Thinking like Christ brings us into relationship with the Father and the Holy Ghost. The Indwelling of the Trinity, given to us at Baptism and Confirmation, leads us to this perfection, if we cooperate. 

There can be no compromises, no watering down of the message. Bonhoeffer reminded us of this in his discussion of Cheap Grace and Costly Grace, in his The Cost of Discipleship, a book which changed my life when I read it at 23. One chooses either the less or the more. At about the same time, I read Harry Blamires, The Christian Mind. I was also "into" C. S. Lewis and Charles Williams at the time. There are excellent reads for young minds. The earlier that one realizes that the pursuit of excellence is the Way of Christ's Call to us, the better. Disciplining the mind and the heart are easier is one pursues Christ's Mind and Christ's Heart at a early age. Perfection of the mind is a theme in Thomas Aquinas, as I have written on this blog before. The intellect must be perfected in order to live the life of virtue.

However, it is never too late. God, who is Infinite and does not merely see us as we are at one moment in time, but as we are in our entire life, can do in months, even weeks, what we have not done in years. We only need to be convinced that the call to perfection is His Call. Ignore those mediocre priests, pray for them, call them to a higher vision. 

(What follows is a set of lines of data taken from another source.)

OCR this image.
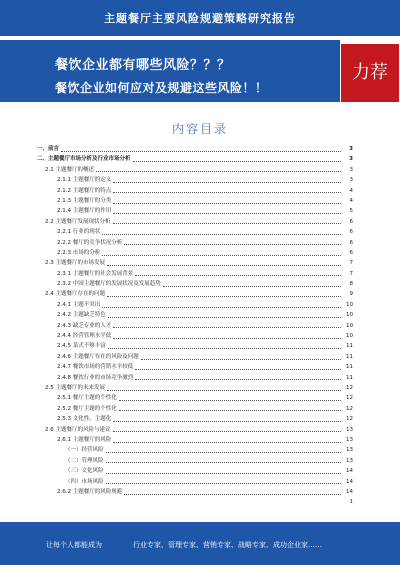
主题餐厅主要风险规避策略研究报告
餐饮企业都有哪些风险？？？
餐饮企业如何应对及规避这些风险！！
力荐
内容目录
一、前言	3
二、主题餐厅市场分析及行业市场分析	3
2.1 主题餐厅的概述	3
2.1.1 主题餐厅的定义	3
2.1.2 主题餐厅的特点	4
2.1.3 主题餐厅的分类	4
2.1.4 主题餐厅的作用	5
2.2 主题餐厅发展现状分析	6
2.2.1 行业的现状	6
2.2.2 餐厅的竞争状况分析	6
2.2.3 市场的分析	6
2.3 主题餐厅的市场发展	7
2.3.1 主题餐厅的社会发展背景	7
2.3.2 中国主题餐厅的发展状况及发展趋势	8
2.4 主题餐厅存在的问题	9
2.4.1 主题不突出	10
2.4.2 主题缺乏特色	10
2.4.3 缺乏专业的人才	10
2.4.4 经营管理水平低	10
2.4.5 菜式不够丰富	11
2.4.6 主题餐厅存在的风险及问题	11
2.4.7 餐饮市场的营销水平较低	11
2.4.8 餐饮行业的市场竞争激烈	11
2.5 主题餐厅的未来发展	12
2.5.1 餐厅主题的个性化	12
2.5.2 餐厅主题的个性化	12
2.5.3 文化性、主题化	12
2.6 主题餐厅的风险与建议	13
2.6.1 主题餐厅的风险	13
（一）经营风险	13
（二）管理风险	13
（三）文化风险	14
（四）市场风险	14
2.6.2 主题餐厅的风险规避	14
1
让每个人都能成为	行业专家、管理专家、营销专家、战略专家、成功企业家……
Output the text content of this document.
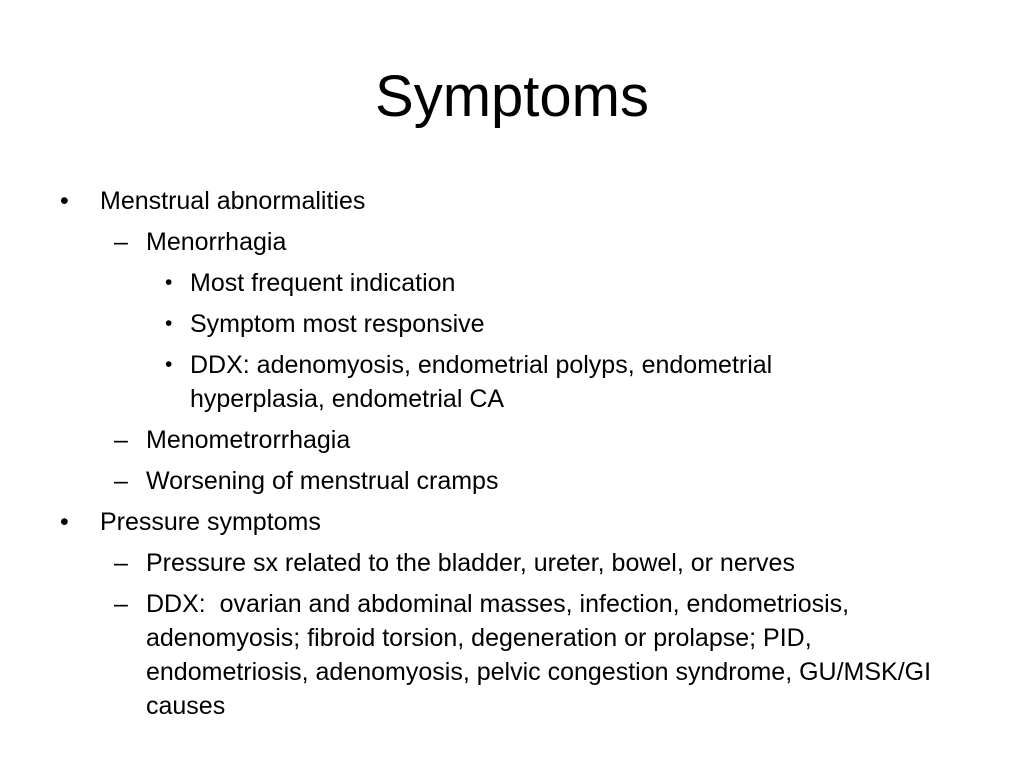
Symptoms
• Menstrual abnormalities
– Menorrhagia
• Most frequent indication
• Symptom most responsive
• DDX: adenomyosis, endometrial polyps, endometrial hyperplasia, endometrial CA
– Menometrorrhagia
– Worsening of menstrual cramps
• Pressure symptoms
– Pressure sx related to the bladder, ureter, bowel, or nerves
– DDX:  ovarian and abdominal masses, infection, endometriosis, adenomyosis; fibroid torsion, degeneration or prolapse; PID, endometriosis, adenomyosis, pelvic congestion syndrome, GU/MSK/GI causes
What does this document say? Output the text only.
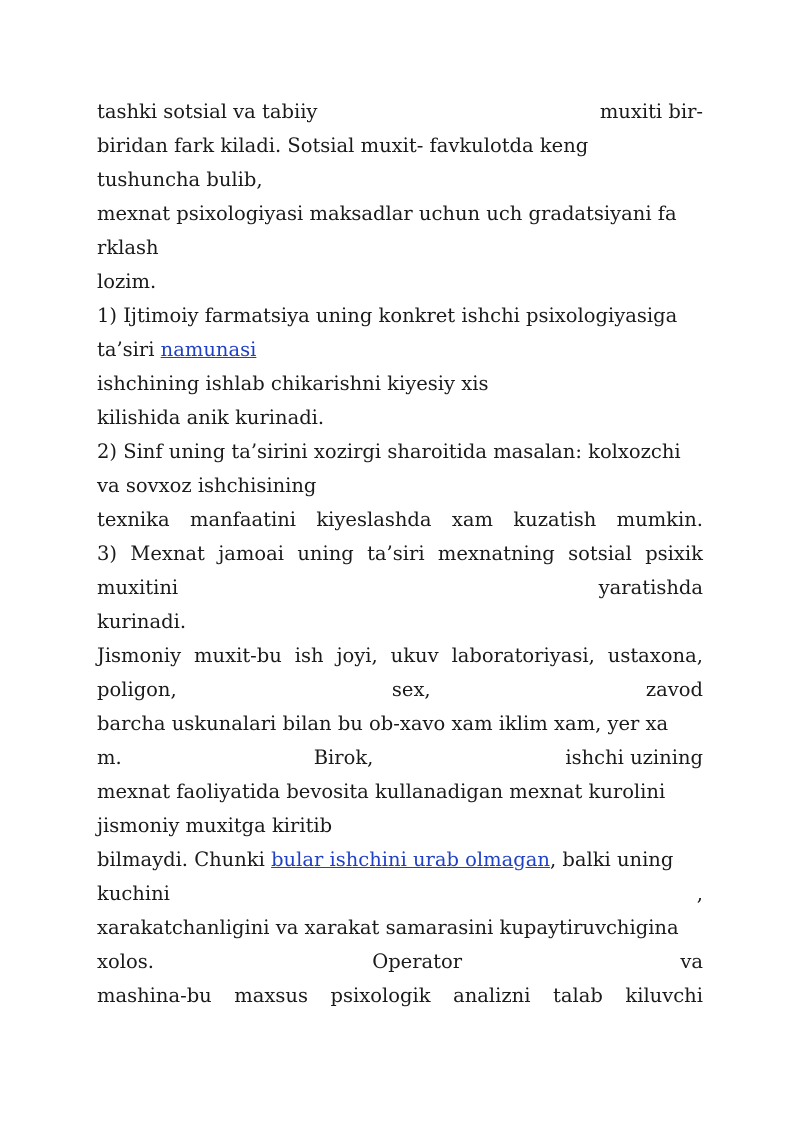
tashki sotsial va tabiiy	muxiti bir-
biridan fark kiladi. Sotsial muxit- favkulotda keng
tushuncha bulib,
mexnat psixologiyasi maksadlar uchun uch gradatsiyani fa
rklash
lozim.
1) Ijtimoiy farmatsiya uning konkret ishchi psixologiyasiga
ta’siri namunasi
ishchining ishlab chikarishni kiyesiy xis
kilishida anik kurinadi.
2) Sinf uning ta’sirini xozirgi sharoitida masalan: kolxozchi
va sovxoz ishchisining
texnika manfaatini kiyeslashda xam kuzatish mumkin.
3) Mexnat jamoai uning ta’siri mexnatning sotsial psixik
muxitini	yaratishda
kurinadi.
Jismoniy muxit-bu ish joyi, ukuv laboratoriyasi, ustaxona,
poligon,	sex,	zavod
barcha uskunalari bilan bu ob-xavo xam iklim xam, yer xa
m.	Birok,	ishchi uzining
mexnat faoliyatida bevosita kullanadigan mexnat kurolini
jismoniy muxitga kiritib
bilmaydi. Chunki bular ishchini urab olmagan, balki uning
kuchini	,
xarakatchanligini va xarakat samarasini kupaytiruvchigina
xolos.	Operator	va
mashina-bu maxsus psixologik analizni talab kiluvchi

This is what St. Margaret Mary Alacoque and Pope St. Leo XIII did for the Church-give us a higher vision. The heart of Christ becomes our heart, in the world, wherever we find ourselves, and gives us confidence and grace to live His Will in the world. The next time I cover this topic, I shall look into what perfection looks like. By the way, martyrs are not suddenly "made". These men, women and children have lived perfection before being able to die for Christ.  Another Margaret, St. Margaret Clitherow, lived in a time when mediocrity was rewarded. She lived in the perfection of grace which led her to martyrdom. This is our call.

I do not have my works of St. Bernard of Clairvaux with me, but I can paraphrase one of his sayings: There is rejoicing in heaven when a bad man becomes good, but how much more rejoicing is there when a good man becomes perfect.